Mary and I spent the majority of the winter in my hometown of Chilmark, Massachusetts, kind of by mistake. We came off a huge year of travel and racing in 2006 and were talking and planning as if we were ready for more. We dreamed of an incredible winter off-season in New Zealand or Hawaii, certainly somewhere warm and beautiful, until we made the trip to the quiet island off the east coast of Massachusetts and rediscovered how much we enjoy not traveling. Having a full size kitchen complete with breadmaker and ample room to do yoga was enough to keep Mary occupied between cold training rides and body ball workouts. For me, the lure of my own semi-set-up bike shop along with my family's metal and wood-working shop was a welcome chance to tap into some creative energy and get involved in a few crazy projects.

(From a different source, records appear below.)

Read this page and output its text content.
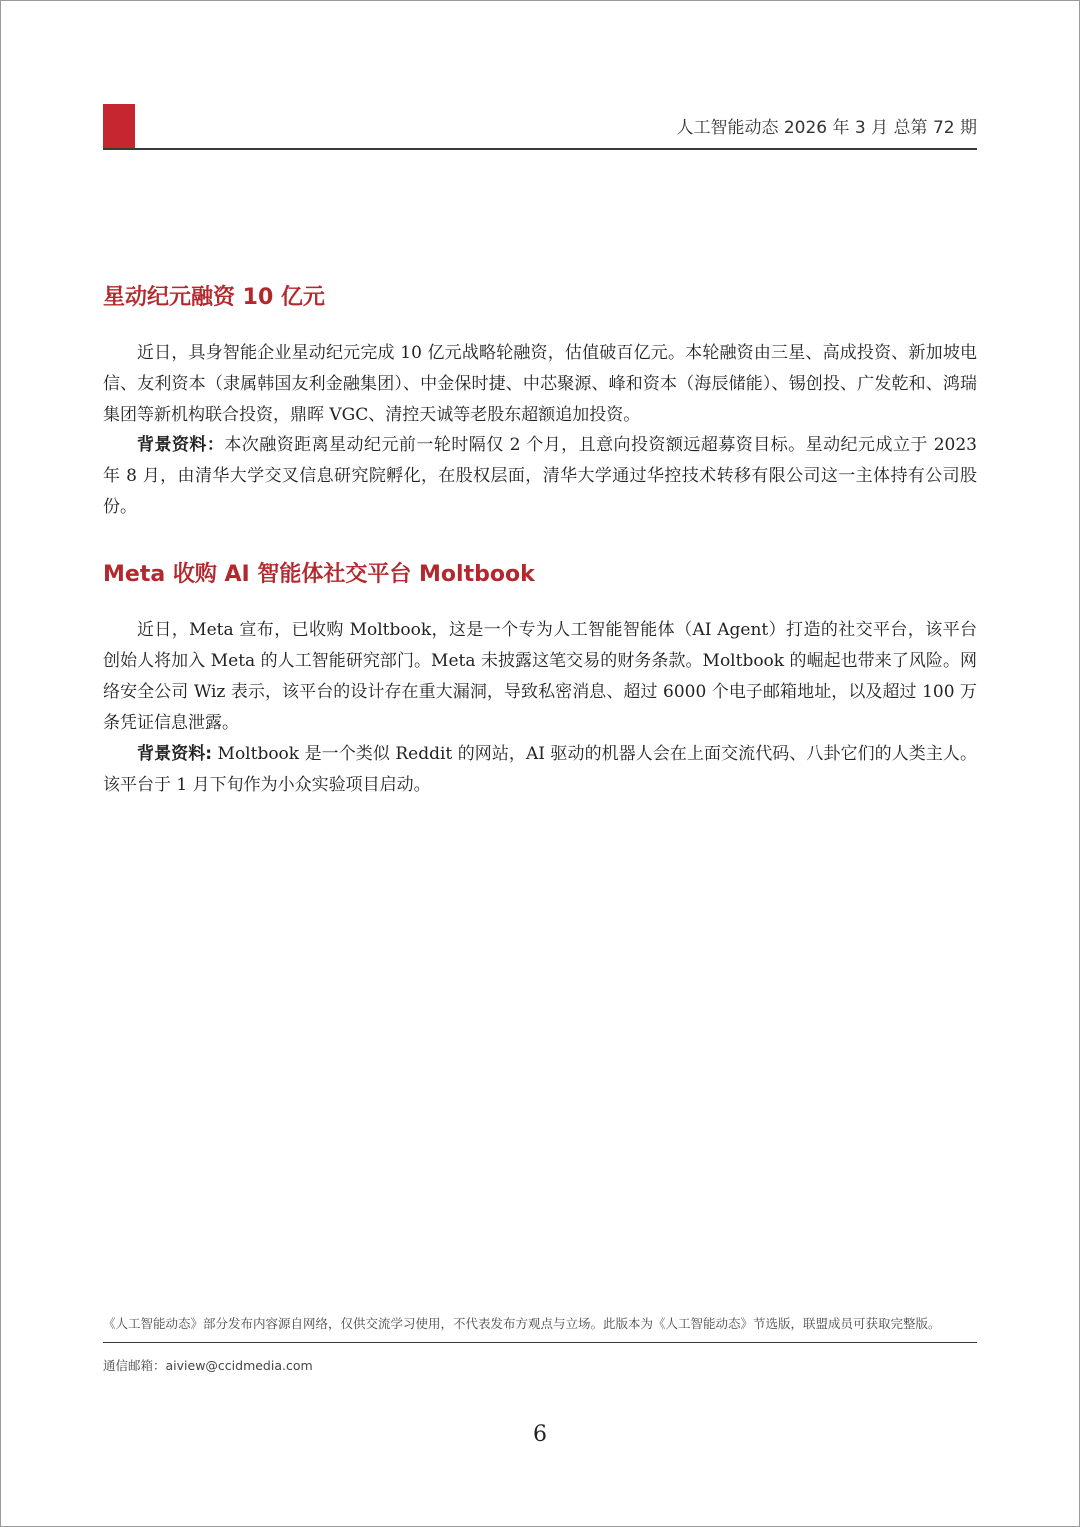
人工智能动态 2026 年 3 月 总第 72 期
星动纪元融资 10 亿元

近日，具身智能企业星动纪元完成 10 亿元战略轮融资，估值破百亿元。本轮融资由三星、高成投资、新加坡电信、友利资本（隶属韩国友利金融集团）、中金保时捷、中芯聚源、峰和资本（海辰储能）、锡创投、广发乾和、鸿瑞集团等新机构联合投资，鼎晖 VGC、清控天诚等老股东超额追加投资。

背景资料：本次融资距离星动纪元前一轮时隔仅 2 个月，且意向投资额远超募资目标。星动纪元成立于 2023 年 8 月，由清华大学交叉信息研究院孵化，在股权层面，清华大学通过华控技术转移有限公司这一主体持有公司股份。

Meta 收购 AI 智能体社交平台 Moltbook

近日，Meta 宣布，已收购 Moltbook，这是一个专为人工智能智能体（AI Agent）打造的社交平台，该平台创始人将加入 Meta 的人工智能研究部门。Meta 未披露这笔交易的财务条款。Moltbook 的崛起也带来了风险。网络安全公司 Wiz 表示，该平台的设计存在重大漏洞，导致私密消息、超过 6000 个电子邮箱地址，以及超过 100 万条凭证信息泄露。

背景资料: Moltbook 是一个类似 Reddit 的网站，AI 驱动的机器人会在上面交流代码、八卦它们的人类主人。该平台于 1 月下旬作为小众实验项目启动。

《人工智能动态》部分发布内容源自网络，仅供交流学习使用，不代表发布方观点与立场。此版本为《人工智能动态》节选版，联盟成员可获取完整版。
通信邮箱：aiview@ccidmedia.com
6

The highest point on Martha's Vineyard island is 311 feet--actually more like 305--but someone piled a bunch of stones up on the top of one of the local hills to edge out another for the bragging rights. So the climbing is a bit limited, but we found plenty of ways to keep ourselves occupied and in good condition throughout our longer than anticipated winter stay (November to February). Global warming was kind enough to keep things mild and snow free through the end of December before the frigid temps came.
At this point, we enjoyed a rare chance to skate the local ponds, break out the carbide studded Kenda winter tires and do some performance testing in our Adidas cold weather cycling gear. Though it was a bit brutal, the training was always possible, and we made the most of it. Luckily for us (and for all those who live in the flat lands), it seems that it is possible to stay in shape without the huge climbs and radical trails that you read about and crave to ride. Just plain old hours of suffering on the windy flats and hours and hours on the knobbies on the same old trails seem to work.
We made the trip out to northern California for a two week training block in early February and only there realized how tough things had been out East. It was so much easier to put in the long rides without the limiters of frozen feet and icing water bottles. Here the mountainbiking is so good that most of it has rules, restrictions, speed limits, and etc. attached to it to keep people from hurting one another or themselves. Although this tends to limit some of the enjoyment, Mary and I were more than happy for the transition to the balmy 50 degree weather.